Vemos, entretanto, gente dita religiosamente indiferente, atenta às palavras e gestos do papa Francisco. Isto quererá dizer que quando se toca o coração e se expressa verdade e coerência, a indiferença entra em solavancos. Quererá dizer ainda que um estado de total indiferença não é coisa normal numa pessoa séria e equilibrada.
A Francisco de Assis não bastou pregar a pobreza, com eloquência e entusiasmo. Era preciso tornar-se pobre de modo inteligível. O seu bispo não entendeu. O papa também não. Tinham outros horizontes de vida e de poder, estranhos ao Evangelho de Cristo. Ficariam descansados não dando atenção às ideias de um louco, assinando de cruz às suas propostas tolas. Os loucos passam com o tempo e pensavam eles que o rumo da história são os chefes a determiná-lo, não os sonhadores com seus gestos estranhos…
Séculos passados, Francisco, o pobre, continua a ser um símbolo vivo. Não se lhe pode passar ao lado. Assim o entendeu o novo papa. Na linha bíblica é o pobre que nos evangeliza, porque na sua vida ele se confronta com o essencial. Deste modo, põe a descoberto os apegos que impedem “ser”, aos distraídos que deixaram que o coração se tornasse dependente do que não sacia e inebriado por desejos de fumo.

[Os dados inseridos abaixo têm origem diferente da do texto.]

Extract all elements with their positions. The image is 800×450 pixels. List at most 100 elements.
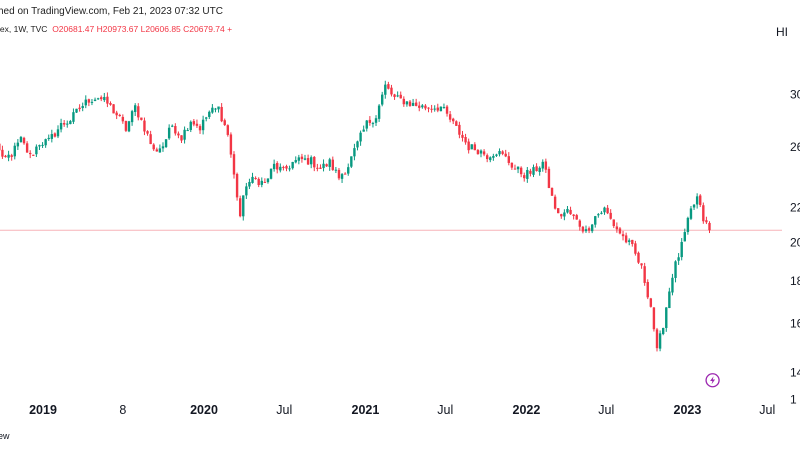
candle <box>198 124 202 134</box>
candle <box>532 164 535 178</box>
candle <box>242 195 245 221</box>
high-value: H20973.67 <box>96 24 139 34</box>
candle-body <box>211 107 214 113</box>
candle-body <box>492 155 495 158</box>
candle-body <box>164 139 168 148</box>
candle <box>430 104 433 113</box>
candle <box>266 178 270 184</box>
candle <box>226 124 230 137</box>
candle <box>405 101 409 107</box>
candle-body <box>353 148 356 157</box>
candle-body <box>186 130 189 132</box>
candle <box>689 205 693 221</box>
candle <box>448 111 452 123</box>
candle-body <box>550 187 554 196</box>
candle-body <box>180 135 183 141</box>
candle-body <box>668 291 671 309</box>
candle <box>149 130 152 145</box>
candle-body <box>377 105 381 119</box>
candle-body <box>680 241 683 258</box>
candle <box>189 120 192 133</box>
plus-icon[interactable]: + <box>227 24 233 34</box>
candle <box>467 138 470 154</box>
candle-body <box>461 134 464 138</box>
candle-body <box>300 156 304 160</box>
candle-body <box>572 214 575 217</box>
candle <box>294 156 297 164</box>
candle-body <box>689 208 693 219</box>
candle <box>100 95 103 102</box>
candle-body <box>371 123 375 125</box>
candle <box>519 166 523 178</box>
candle <box>337 167 341 181</box>
candle-body <box>223 120 226 126</box>
candle <box>705 216 708 225</box>
candle-body <box>430 108 433 110</box>
x-tick-label: 2022 <box>513 403 541 417</box>
candle <box>365 119 368 132</box>
candle <box>523 172 526 182</box>
candle <box>455 120 458 127</box>
candle <box>10 153 13 161</box>
candle <box>621 230 625 241</box>
candle-body <box>143 120 146 132</box>
candle <box>69 119 72 125</box>
candle-body <box>309 157 313 165</box>
candle-body <box>510 162 514 168</box>
candle <box>347 163 350 176</box>
y-tick-label: 22 <box>790 201 800 215</box>
candle <box>590 223 594 234</box>
candle-body <box>479 150 483 154</box>
candle <box>362 125 365 132</box>
candle-body <box>575 215 578 220</box>
candle-body <box>538 167 541 172</box>
lightning-icon[interactable] <box>705 373 720 388</box>
candle <box>50 129 54 143</box>
candle-body <box>72 112 75 122</box>
candle-body <box>421 105 424 108</box>
candle <box>158 144 162 153</box>
x-tick-label: Jul <box>598 403 614 417</box>
candle <box>186 127 189 132</box>
candle <box>399 91 402 99</box>
candle <box>649 297 653 308</box>
candle-body <box>381 94 384 105</box>
candle <box>674 260 677 283</box>
candle <box>665 307 668 332</box>
candle-body <box>269 168 273 179</box>
candle-body <box>340 174 344 179</box>
candle-body <box>482 151 486 155</box>
candle <box>544 158 548 173</box>
low-value: L20606.85 <box>140 24 181 34</box>
candle-body <box>19 136 23 143</box>
candle-body <box>1 149 4 157</box>
candle <box>418 101 421 112</box>
x-tick-label: 8 <box>119 403 126 417</box>
candle <box>628 238 631 246</box>
candle-body <box>560 214 563 217</box>
candle <box>343 172 347 175</box>
candle-body <box>66 123 69 125</box>
candle-body <box>313 156 316 168</box>
candle-body <box>547 168 551 189</box>
candle <box>183 126 186 144</box>
candle-body <box>489 157 492 161</box>
candle <box>387 81 390 90</box>
candle-body <box>436 107 439 111</box>
candle-body <box>96 98 100 100</box>
candle-body <box>652 307 656 330</box>
candle-body <box>133 105 137 112</box>
candle-body <box>594 216 597 225</box>
candle <box>686 216 690 235</box>
candle-body <box>112 104 115 114</box>
candle <box>377 104 381 122</box>
candle <box>439 106 443 112</box>
candle-body <box>62 123 66 125</box>
candle-body <box>316 167 319 169</box>
candle-body <box>535 166 538 172</box>
candle <box>205 116 208 122</box>
candle-body <box>621 234 625 237</box>
symbol-text: lex, 1W, TVC <box>0 24 48 34</box>
candle-body <box>161 146 165 149</box>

Li o incómodo elucidativo de um novo cardeal que acabava de o ser. Depois de em cerimónia solene ter ouvido de Paulo VI a recomendação de “ser forte a ponto de dar a vida pelo aumento da fé cristã, a paz e a harmonia no seio do Povo de Deus, de lutar pela liberdade e expansão da Igreja…” foi dali engalanar-se com a púrpura cardinalícia e receber parabéns ocos de circunstância, em vez de palavras de estímulo à fidelidade. Uma contradição escandalosa entre a cerimónia com o papa e a festa com os amigos. Acordou, sentiu-se mal e decidiu dar outro rumo à sua vida. E assim fez.
Há anos, João Paulo II com um gesto, para alguns incómodo e louco, convocou para Assis católicos, ortodoxos e protestantes, judeus e muçulmanos, hindus e budistas, ateus e agnósticos para dialogarem com ele e entre si e colaborarem numa causa que tinha a ver com todos: a paz e a defesa da natureza. Não havia para o encontro lugar mais significativo que Assis. Os poderes eclesiásticos romanos escandalizaram-se com a decisão do Papa. “Não era preciso ir tão longe… O Papa fala aos outros, não precisa de ouvir os outros… Muito menos gente de outras religiões, que não respeitava e até atacava a Igreja…” Estes críticos não tinham entendido os passos do Evangelho e do Vaticano II. João Paulo II, como resposta, repetiu o encontro.
Ainda bem que vão surgindo, ao longo da história, uns tantos desmancha-prazeres, comprometidos com o essencial, para os quais a coerência não é arremedo, nem espetáculo. Aí está mais um destes: o papa Francisco.